Speakers attending the Powerful Emotions / Emotions and Power c.400-1850 conference will cover topics ranging from gut feeling to shock, passion, sympathy, love, lust and violence.

Emotions and power

Dr Helen Smith, Reader in York’s Department of English and Related Literature and co-organiser of the conference, said: “Interest in emotions research has grown exponentially over the past decade, and in our current political climate it seems especially timely to ask about the relationships between emotions and power.”

“How much of politics is to do with controlling or manipulating emotions? How emotional an experience is voting? How can we think critically about ideas like trust or hope, as well as about fear or anger? What kinds of power do emotions possess?”

Rapid rise

Andrew Lynch, journal co-editor and Director of the Australian Research Centre of Excellence for the History of Emotions, Europe 1100-1800, said: “Emotions research methodology is now applied to disciplines such as law, education, anthropology, politics, musicology and literature, and is helping us rethink the way the world works, both past and present.

“There are now at least five dedicated centres across the globe researching the impact of emotions on our personal and public lives and on the progress of history. It is heartening to see the rapid rise and maturation of emotions research, as well as the international collegiality of scholars working in the field.

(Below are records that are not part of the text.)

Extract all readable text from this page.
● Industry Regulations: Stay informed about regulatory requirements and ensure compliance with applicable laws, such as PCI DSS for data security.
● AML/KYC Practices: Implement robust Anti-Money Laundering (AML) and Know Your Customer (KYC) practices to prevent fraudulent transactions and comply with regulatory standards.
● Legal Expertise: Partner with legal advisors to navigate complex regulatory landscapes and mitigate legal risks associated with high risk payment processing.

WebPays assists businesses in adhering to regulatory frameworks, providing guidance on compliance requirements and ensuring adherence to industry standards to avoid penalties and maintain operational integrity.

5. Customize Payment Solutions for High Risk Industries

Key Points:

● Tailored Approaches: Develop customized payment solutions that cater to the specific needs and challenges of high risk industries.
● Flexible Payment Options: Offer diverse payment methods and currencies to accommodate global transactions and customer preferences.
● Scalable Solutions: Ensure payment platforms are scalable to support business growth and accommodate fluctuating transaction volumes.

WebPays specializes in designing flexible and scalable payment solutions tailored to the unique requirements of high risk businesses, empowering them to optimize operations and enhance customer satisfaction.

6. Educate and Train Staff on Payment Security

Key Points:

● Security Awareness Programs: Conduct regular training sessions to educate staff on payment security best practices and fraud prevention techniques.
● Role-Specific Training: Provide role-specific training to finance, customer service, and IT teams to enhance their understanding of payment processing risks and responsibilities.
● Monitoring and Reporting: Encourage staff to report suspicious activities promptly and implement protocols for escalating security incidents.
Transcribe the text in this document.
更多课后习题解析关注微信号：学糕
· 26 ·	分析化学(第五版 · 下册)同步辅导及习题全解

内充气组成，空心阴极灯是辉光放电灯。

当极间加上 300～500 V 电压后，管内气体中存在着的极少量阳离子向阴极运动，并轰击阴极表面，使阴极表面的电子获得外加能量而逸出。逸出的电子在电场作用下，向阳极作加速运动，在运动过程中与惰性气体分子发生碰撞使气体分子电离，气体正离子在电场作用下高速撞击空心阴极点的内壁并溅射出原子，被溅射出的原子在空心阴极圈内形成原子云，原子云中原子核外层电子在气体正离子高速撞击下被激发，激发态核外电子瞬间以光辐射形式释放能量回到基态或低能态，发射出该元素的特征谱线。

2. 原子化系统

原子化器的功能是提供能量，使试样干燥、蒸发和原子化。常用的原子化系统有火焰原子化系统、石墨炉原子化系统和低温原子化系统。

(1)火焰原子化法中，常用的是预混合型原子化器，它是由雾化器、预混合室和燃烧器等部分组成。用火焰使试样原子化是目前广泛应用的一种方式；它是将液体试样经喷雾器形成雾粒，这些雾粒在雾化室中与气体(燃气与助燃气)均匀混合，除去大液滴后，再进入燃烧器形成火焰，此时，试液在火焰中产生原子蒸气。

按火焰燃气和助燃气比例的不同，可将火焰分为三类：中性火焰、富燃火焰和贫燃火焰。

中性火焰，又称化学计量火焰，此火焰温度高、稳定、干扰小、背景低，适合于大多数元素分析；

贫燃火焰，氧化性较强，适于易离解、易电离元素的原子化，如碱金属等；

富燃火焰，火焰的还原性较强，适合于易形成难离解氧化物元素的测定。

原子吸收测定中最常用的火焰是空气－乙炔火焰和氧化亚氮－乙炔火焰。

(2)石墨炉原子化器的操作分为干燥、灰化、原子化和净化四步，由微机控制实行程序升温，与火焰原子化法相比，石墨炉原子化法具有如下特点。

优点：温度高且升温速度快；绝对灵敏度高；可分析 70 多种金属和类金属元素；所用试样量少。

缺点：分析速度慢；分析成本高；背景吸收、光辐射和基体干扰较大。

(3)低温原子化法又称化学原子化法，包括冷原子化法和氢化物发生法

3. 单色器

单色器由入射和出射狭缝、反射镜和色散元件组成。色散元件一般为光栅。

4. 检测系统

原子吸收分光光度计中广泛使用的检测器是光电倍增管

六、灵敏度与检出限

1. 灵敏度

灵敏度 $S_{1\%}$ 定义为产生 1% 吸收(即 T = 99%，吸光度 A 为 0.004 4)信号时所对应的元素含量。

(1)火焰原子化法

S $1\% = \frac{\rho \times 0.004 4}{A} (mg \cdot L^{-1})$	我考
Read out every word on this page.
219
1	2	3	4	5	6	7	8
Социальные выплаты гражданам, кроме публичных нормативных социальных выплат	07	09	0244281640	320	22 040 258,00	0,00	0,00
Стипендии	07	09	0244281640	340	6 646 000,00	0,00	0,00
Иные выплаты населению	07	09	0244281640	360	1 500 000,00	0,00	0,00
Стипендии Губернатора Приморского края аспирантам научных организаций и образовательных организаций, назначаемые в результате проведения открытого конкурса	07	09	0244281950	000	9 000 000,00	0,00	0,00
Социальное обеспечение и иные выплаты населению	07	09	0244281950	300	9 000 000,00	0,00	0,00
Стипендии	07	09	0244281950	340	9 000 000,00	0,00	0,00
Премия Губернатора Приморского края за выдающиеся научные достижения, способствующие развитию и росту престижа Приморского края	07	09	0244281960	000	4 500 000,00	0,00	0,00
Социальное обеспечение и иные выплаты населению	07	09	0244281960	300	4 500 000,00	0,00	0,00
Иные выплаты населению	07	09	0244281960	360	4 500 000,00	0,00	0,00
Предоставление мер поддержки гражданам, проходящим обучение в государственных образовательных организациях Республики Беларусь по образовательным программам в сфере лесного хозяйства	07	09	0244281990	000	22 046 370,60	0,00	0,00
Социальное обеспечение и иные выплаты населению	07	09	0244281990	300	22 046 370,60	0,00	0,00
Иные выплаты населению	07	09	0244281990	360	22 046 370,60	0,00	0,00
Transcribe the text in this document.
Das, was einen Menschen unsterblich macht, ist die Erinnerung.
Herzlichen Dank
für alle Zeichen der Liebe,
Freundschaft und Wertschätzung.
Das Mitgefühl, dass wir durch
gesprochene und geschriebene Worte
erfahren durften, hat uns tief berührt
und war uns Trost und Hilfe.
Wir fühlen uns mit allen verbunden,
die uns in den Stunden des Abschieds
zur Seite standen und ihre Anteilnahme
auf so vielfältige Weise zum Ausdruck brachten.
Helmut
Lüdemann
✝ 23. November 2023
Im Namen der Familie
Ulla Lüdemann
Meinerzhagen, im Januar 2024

“Now is the perfect time to publish a journal where our scholarly conversations can continue to advance emotions research and where like-minded scholars can come together to develop new methodologies, ideas and theoretically-informed case studies.”

Diverse subjects

The journal’s first edition includes peer-reviewed articles by leading scholars on subjects as diverse as:  the influence of an emotional public on 18th-century English law courts; the role of melancholy and mourning in post-war, post-colonial African societies; and the emotional responses of concertgoers at musical events across the centuries.

The interdisciplinary conference is jointly organised by the Centres for Medieval Studies, Renaissance and Early Modern Studies and Eighteenth Century Studies at the University of York and the Australian Research Council Centre of Excellence for the History of Emotions.